General multiplication (dependent)

Let's say we have a crafting competition, with 2 finalists named Maya & Doug. For the final round, they need to pick a random card (w/out replacement) for their star material. The options are silk, fleece, plastic, wood, leather and felt. Both maya and doug want silk, and maya will draw first. What is the probability that neither one of them gets silk? Let's set up some P()s. MNS = Maya no silk DNS = Doug no silk P(MNS and DNS) = P(MNS) * P(MNS | DNS) There are 6 options for maya, 5 of which are not silk, so P(MNS) = 5/6 P(MNS and DNS) = (5/6) * P(MNS | DNS) There are only 5 options for Doug, 4 of which are not silk, so P(DNS) = 4/5. P(MNS and DNS) = (5/6) * (4/5) P(MNS and DNS) = 4/6 or 2/3

General multiplication (independent)

Let's say we have a crafting competition, with 2 finalists named Maya & Doug. For the final round, they need to spin a wheel that determines their star material. The wheel has silk, fleece, plastic, wood, leather and felt. Both maya and doug want silk, and maya will spin first. What is the probability that neither one of them gets silk? Let's set up some P()s. MNS = Maya no silk DNS = Doug no silk P(MNS and DNS) = P(MNS) * P(DNS | MNS) MNS and DNS are independent variables (they don't affect each other), so P(DNS | MNS) is the same as P(DNS) P(MNS and DNS) = P(MNS) * P(DNS) There are 6 total options on the wheel, 5 of which entail that Maya does not get silk. So, 5/6. P(MNS and DNS) = (5/6) * (5/6) P(MNS and DNS) = 25/36

General multiplication formula

P(A and B) = P(A) * P(B | A)

Conditional Probability w/ P()s

P(Bike) = 0.14 P(Crossing guard) = 0.48 P(Bike & Crossing Guard) = 0.12 P(bike | guard) = 0.25 [P(guard & bike)] / [P(guard)] = (0.12)/(0.48) = 1/4 P(guard | bike) = [P(guard & bike)] / [P(bike)] = (0.12)/(0.14) = 6/7

Reading Conditional Probability

P(male | fly) = X is the same as "X% of fliers are male" P(fly | male) = Y is the same as "Y% of males chose to fly"

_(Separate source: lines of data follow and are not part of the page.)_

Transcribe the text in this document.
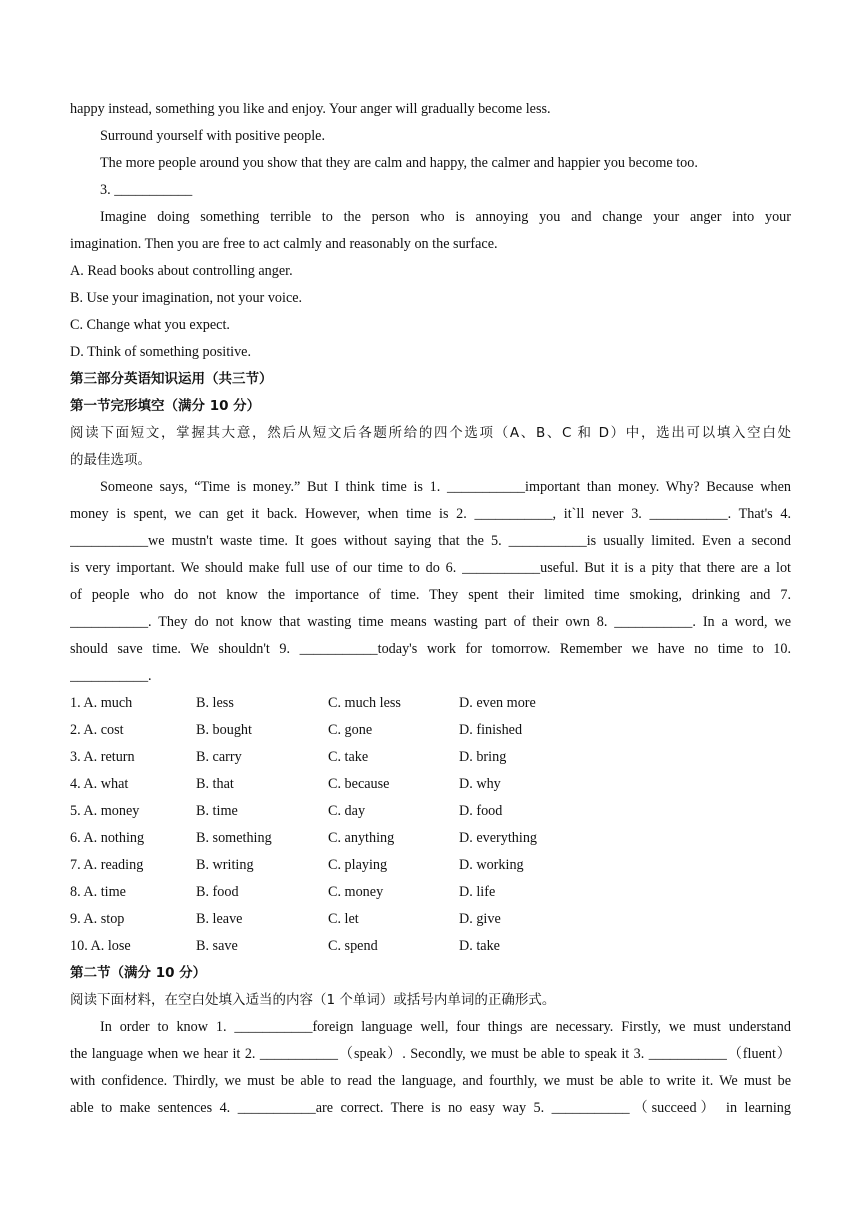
happy instead, something you like and enjoy. Your anger will gradually become less.
Surround yourself with positive people.
The more people around you show that they are calm and happy, the calmer and happier you become too.
3. ___________
Imagine doing something terrible to the person who is annoying you and change your anger into your
imagination. Then you are free to act calmly and reasonably on the surface.
A. Read books about controlling anger.
B. Use your imagination, not your voice.
C. Change what you expect.
D. Think of something positive.
第三部分英语知识运用（共三节）
第一节完形填空（满分 10 分）
阅读下面短文，掌握其大意，然后从短文后各题所给的四个选项（A、B、C 和 D）中，选出可以填入空白处
的最佳选项。
Someone says, “Time is money.” But I think time is 1. ___________important than money. Why? Because when
money is spent, we can get it back. However, when time is 2. ___________, it`ll never 3. ___________. That's 4.
___________we mustn't waste time. It goes without saying that the 5. ___________is usually limited. Even a second
is very important. We should make full use of our time to do 6. ___________useful. But it is a pity that there are a lot
of people who do not know the importance of time. They spent their limited time smoking, drinking and 7.
___________. They do not know that wasting time means wasting part of their own 8. ___________. In a word, we
should save time. We shouldn't 9. ___________today's work for tomorrow. Remember we have no time to 10.
___________.
1. A. much	B. less	C. much less	D. even more
2. A. cost	B. bought	C. gone	D. finished
3. A. return	B. carry	C. take	D. bring
4. A. what	B. that	C. because	D. why
5. A. money	B. time	C. day	D. food
6. A. nothing	B. something	C. anything	D. everything
7. A. reading	B. writing	C. playing	D. working
8. A. time	B. food	C. money	D. life
9. A. stop	B. leave	C. let	D. give
10. A. lose	B. save	C. spend	D. take
第二节（满分 10 分）
阅读下面材料，在空白处填入适当的内容（1 个单词）或括号内单词的正确形式。
In order to know 1. ___________foreign language well, four things are necessary. Firstly, we must understand
the language when we hear it 2. ___________（speak）. Secondly, we must be able to speak it 3. ___________（fluent）
with confidence. Thirdly, we must be able to read the language, and fourthly, we must be able to write it. We must be
able to make sentences 4. ___________are correct. There is no easy way 5. ___________（succeed） in learning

Conditional Probability (2-way table)

The probability of a person choosing to fly is 0.38 38 fliers/100 total = 0.38 The probability someone was male is 0.48 48 boys/100 total = 0.48 The probability someone was male, given that they chose to fly as well. P(male | fly) = 0.68 P(male | fly) = 26 (ppl who both wanted to fly & were boys)/38 total fliers. P(male | fly) = 26/38 = 0.68 The probability someone was male, given that they chose to fly as well. P(fly | male) = 0.54 P(fly | male) = 26 (ppl who both wanted to fly & were boys)/48 total males. P(fly | male) = 26/48 = 0.54

Interpreting results of simulations

The probability that Maria succeeds at any given free-throw is 75%. She was curious how many free-throws she can expect to succeed in a sample of 10 free-throws. She simulated 25 samples of 10 free-throws where each free-throw had a 0.75 probability of being a success. Maria counted how many free-throws were successes in each simulated sample. Here are her results: 5: 0 successes 6: 5 successes 7: 8 successes 8: 6 successes 9: 6 successes 10: 1 success We need to use her results to estimate the probability that she succeeds at fewer than 7 free-throws in a sample of 10 free-throws. First, find out how many successes were less than 7 (out of 25), which is 5. now, we divide 5 by 25 (5/25, formula being number/total attempts) and simplify into a decimal, which comes out to 0.2

General multiplication (dependent) example

There are 50 workers onsite at a large construction project. Six of them are left-handed, and the rest are not. Suppose that the project manager randomly selects 2 workers (without replacement). What is the probability that NEITHER of the workers selected are left-handed? There are total 50, and 6 are left-handed, which means 44 are not left handed. The first pick is 44/50. The second pick is done without replacement, making it dependent and basically subtracting 1 from the top and bottom. the second pick is 43/49 P(neither left handed) = (44/50) * (43/49) P(neither left handed) = 946/1225 P(neither left handed) = 0.772

Mutually Exclusive events

events that cannot happen at the same time

Tip for general multiplication

try to logic it first.